Mandatory to have working experience as SRE Lead or Techno function role as Site Reliability Engineer (SRE) at customer work location in e-com/Retail domain.
Be a litmus7 face at customer site collaborating with Litmus7 leadership.
Must have a working knowledge of Production Application Support.
Working experience in interacting with offshore team (IND) who provide 24x7 coverage, help & guide during India night coverage.
Should know how to gather & communicate SRE requirement from Tech and non-tech aspect from customer.
Working experience on how to gather requirements on health of applications, services to monitor, setting service levels.
Must have good knowledge on Level 1, Level 2 and Level 3 support experience in eCommerce platforms Shopify, Blue Yonder or any other e-com solutions/platforms.
Hands on experience in Monitoring, Logging, Alerting, Dashboarding, and report generation in any monitoring tools such as AppDynamics/Splunk/Dynatrace/Datadog/CloudWatch/ELK/Prome/New Relic). This engagement is a customer using NewRelic, PagerDuty hence it is good to have this expertise.

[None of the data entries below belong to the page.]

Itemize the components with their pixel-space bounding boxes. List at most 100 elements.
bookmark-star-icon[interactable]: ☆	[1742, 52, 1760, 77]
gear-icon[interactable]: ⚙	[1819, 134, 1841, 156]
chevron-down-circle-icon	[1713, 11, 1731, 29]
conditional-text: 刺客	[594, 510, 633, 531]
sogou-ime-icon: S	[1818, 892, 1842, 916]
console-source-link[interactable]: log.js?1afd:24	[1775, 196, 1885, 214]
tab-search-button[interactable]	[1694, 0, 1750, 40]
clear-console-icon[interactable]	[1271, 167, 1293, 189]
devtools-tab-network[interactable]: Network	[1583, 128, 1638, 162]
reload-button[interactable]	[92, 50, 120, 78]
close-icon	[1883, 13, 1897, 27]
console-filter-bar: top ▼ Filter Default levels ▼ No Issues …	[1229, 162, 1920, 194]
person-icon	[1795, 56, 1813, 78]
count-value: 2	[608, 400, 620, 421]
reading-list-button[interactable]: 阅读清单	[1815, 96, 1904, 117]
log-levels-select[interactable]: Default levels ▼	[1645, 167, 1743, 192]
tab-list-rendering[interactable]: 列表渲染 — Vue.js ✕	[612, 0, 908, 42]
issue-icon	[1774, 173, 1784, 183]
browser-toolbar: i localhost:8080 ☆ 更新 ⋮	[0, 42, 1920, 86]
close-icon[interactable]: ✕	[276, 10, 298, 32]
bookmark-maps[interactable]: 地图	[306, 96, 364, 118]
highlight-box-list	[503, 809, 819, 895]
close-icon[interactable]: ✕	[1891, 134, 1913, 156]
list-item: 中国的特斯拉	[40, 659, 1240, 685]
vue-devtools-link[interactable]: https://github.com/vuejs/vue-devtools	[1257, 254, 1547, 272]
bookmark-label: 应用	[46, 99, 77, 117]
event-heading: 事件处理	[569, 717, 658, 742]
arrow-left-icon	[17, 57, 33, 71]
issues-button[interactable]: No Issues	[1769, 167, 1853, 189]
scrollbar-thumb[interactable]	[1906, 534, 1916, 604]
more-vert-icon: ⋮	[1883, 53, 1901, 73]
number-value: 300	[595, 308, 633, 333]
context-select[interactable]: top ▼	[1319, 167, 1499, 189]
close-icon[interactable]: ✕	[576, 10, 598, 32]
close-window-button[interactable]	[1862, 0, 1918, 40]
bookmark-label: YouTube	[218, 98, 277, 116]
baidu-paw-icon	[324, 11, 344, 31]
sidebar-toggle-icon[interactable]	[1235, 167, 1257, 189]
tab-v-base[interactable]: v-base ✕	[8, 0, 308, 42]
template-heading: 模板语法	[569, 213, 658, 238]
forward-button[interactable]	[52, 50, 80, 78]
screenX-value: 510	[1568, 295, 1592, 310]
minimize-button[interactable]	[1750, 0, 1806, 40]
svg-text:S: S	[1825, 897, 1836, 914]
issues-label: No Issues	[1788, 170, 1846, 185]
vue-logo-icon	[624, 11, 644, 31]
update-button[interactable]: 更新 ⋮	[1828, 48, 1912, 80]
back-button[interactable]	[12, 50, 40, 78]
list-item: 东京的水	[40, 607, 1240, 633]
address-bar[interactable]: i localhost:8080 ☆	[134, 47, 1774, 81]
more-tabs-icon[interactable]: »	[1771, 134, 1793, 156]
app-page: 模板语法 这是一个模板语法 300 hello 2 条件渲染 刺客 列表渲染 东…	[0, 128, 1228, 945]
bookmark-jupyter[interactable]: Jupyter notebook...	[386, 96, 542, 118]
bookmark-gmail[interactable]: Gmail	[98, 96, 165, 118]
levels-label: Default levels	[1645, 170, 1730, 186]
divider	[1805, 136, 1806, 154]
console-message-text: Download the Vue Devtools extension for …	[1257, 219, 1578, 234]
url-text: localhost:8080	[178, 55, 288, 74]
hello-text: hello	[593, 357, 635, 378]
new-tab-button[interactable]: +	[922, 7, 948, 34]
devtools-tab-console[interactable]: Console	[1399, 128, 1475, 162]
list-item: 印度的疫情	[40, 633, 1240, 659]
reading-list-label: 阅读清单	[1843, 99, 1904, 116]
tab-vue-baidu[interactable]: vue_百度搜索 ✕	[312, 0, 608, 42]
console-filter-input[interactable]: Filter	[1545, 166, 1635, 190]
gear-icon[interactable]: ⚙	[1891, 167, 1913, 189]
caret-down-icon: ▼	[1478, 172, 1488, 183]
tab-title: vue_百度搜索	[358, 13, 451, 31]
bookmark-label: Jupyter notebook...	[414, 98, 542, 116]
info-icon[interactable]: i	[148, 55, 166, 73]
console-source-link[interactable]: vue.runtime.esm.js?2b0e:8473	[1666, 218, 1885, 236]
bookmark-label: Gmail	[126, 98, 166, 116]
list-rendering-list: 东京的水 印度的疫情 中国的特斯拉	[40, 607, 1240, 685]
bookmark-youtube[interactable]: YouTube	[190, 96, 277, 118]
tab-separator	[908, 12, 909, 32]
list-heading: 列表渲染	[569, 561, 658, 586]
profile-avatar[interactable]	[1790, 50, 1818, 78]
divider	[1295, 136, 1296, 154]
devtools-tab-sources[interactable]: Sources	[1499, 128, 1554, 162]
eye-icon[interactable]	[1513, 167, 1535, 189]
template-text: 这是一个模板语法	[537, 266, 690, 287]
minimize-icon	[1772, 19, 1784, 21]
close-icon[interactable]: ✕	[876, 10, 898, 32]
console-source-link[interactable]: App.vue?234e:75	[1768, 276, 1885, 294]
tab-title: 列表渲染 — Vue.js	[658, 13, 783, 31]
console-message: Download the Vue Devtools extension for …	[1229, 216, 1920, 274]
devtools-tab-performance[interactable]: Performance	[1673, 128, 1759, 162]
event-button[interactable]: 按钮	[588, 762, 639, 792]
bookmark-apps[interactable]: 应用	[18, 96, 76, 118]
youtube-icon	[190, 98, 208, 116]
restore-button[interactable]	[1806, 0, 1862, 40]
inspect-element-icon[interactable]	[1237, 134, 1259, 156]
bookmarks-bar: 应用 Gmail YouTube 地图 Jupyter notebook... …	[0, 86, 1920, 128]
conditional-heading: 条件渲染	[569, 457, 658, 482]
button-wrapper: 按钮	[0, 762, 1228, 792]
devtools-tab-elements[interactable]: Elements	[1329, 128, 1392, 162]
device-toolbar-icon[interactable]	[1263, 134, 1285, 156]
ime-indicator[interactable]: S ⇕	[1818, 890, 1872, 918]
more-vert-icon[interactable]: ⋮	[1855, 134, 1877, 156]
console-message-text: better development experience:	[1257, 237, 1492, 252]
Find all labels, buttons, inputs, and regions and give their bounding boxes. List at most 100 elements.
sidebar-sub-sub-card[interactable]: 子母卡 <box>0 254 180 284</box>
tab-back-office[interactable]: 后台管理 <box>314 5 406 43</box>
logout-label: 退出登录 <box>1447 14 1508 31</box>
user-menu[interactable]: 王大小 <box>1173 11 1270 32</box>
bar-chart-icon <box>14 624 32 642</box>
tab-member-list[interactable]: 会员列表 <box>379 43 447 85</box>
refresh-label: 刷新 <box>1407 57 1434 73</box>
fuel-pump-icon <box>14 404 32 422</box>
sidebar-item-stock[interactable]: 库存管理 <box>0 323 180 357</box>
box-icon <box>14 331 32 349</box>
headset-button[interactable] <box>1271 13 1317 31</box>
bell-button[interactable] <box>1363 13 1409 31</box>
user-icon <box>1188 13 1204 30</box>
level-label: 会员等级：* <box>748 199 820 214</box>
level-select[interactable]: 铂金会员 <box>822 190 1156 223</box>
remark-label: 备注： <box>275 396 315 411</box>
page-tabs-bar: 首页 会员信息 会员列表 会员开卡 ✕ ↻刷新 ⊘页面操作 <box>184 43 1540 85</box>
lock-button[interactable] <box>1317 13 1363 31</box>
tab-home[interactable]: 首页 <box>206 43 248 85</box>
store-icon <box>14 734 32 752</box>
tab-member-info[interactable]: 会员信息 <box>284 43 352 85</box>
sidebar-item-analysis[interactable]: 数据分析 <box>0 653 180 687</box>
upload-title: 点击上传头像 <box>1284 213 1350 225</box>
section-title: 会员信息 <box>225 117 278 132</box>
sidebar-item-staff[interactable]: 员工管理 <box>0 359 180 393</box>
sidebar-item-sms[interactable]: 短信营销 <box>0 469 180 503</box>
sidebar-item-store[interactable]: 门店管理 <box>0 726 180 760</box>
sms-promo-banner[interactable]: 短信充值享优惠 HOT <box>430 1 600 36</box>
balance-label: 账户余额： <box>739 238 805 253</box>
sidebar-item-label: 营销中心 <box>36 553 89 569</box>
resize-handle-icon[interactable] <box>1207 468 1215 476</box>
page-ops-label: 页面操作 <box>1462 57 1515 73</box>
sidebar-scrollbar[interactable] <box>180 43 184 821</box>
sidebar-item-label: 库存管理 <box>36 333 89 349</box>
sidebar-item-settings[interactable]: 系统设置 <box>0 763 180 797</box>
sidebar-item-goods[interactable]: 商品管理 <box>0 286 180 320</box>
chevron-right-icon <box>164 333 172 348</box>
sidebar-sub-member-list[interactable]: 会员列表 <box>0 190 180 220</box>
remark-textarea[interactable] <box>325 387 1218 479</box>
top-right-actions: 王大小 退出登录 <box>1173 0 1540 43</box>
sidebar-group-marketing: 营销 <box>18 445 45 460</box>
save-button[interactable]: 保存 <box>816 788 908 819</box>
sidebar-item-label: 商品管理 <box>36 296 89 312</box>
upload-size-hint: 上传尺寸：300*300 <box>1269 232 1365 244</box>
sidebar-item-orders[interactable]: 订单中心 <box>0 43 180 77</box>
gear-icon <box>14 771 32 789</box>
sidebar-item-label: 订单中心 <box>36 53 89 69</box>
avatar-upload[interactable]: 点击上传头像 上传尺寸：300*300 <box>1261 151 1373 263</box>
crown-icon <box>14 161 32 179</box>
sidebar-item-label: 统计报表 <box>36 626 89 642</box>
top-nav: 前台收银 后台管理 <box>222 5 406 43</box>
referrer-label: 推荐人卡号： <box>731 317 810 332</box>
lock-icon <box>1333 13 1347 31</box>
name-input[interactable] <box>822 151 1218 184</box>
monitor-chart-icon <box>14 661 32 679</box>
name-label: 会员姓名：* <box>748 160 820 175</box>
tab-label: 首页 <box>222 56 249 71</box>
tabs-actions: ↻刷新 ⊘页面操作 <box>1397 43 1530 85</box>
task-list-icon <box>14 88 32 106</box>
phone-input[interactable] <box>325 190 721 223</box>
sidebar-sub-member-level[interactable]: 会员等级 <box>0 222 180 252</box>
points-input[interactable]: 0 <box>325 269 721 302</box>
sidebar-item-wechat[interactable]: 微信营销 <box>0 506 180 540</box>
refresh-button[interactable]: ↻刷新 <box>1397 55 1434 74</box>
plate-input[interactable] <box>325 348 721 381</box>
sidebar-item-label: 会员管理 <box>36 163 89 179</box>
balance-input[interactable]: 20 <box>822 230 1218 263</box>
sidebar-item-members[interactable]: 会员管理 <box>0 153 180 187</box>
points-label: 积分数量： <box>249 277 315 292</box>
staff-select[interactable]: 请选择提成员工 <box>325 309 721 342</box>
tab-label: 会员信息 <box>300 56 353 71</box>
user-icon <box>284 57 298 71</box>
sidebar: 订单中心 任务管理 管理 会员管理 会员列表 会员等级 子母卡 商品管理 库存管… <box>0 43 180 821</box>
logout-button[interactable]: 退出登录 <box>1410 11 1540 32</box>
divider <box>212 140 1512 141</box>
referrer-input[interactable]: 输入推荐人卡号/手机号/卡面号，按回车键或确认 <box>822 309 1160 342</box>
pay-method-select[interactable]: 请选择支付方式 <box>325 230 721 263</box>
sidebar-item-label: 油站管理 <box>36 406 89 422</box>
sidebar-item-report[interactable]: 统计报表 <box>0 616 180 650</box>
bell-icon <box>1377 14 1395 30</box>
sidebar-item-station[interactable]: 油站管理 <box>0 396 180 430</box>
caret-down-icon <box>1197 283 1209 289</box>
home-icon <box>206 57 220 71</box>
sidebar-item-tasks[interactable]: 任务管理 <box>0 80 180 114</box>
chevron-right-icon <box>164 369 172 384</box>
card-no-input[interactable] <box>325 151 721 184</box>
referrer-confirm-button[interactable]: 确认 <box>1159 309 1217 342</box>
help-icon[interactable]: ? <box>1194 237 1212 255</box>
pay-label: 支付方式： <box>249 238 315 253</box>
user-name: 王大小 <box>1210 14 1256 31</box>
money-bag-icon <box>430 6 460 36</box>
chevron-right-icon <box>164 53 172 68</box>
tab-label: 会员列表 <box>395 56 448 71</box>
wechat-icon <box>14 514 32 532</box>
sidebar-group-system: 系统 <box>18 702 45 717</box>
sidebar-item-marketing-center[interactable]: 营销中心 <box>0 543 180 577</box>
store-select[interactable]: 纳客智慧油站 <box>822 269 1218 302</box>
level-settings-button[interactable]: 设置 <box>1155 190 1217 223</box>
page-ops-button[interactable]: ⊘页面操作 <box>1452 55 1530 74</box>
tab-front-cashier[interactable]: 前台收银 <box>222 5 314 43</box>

Must have knowledge SRE principles such as Logs, metrics, availability metrics, uptime, ticket tracking, e-com services, ITIL framework specifically on Alerts, Incident, change management, CAB, Production deployments, Risk and mitigation plan, SLA, SLI
Should be able to lead P1 calls, brief about the P1 to customer, proactive in gathering leads/ customers into the P1 calls till RCA.
Knowledge working with postman.
Should have knowledge on building and executing SOP, runbooks, handling any ITSM platforms (JIRA/ServiceNow/BMC Remedy)
Must know how to work with the Dev team, cross functional teams across time zones.
Should be able to generate WSR/MSR by extracting the tickets from ITSM platforms, present to customers and L7 leaders.

Non-Technical Requirement

Ability to clearly communicate and understand a technical idea/concept.
Ability to work in a professional environment while interacting with peers and stakeholders, collaborating with offshore teams.
Excellent written and verbal communications skills.
Motivated, goal driven, influential, innovative, curious, and open minded, fun to work with, collaborator.
Capability to work with people in different time zones.
Ability to operate in a fast-paced, evolving environment and appropriately prioritize tasks, and keep abreast of the latest technology.
Collaborate with cloud architecture, infrastructure team, project management team, and technology services, management team.
Create and maintain detailed documentation.
A “CAN DO ATTITUDE”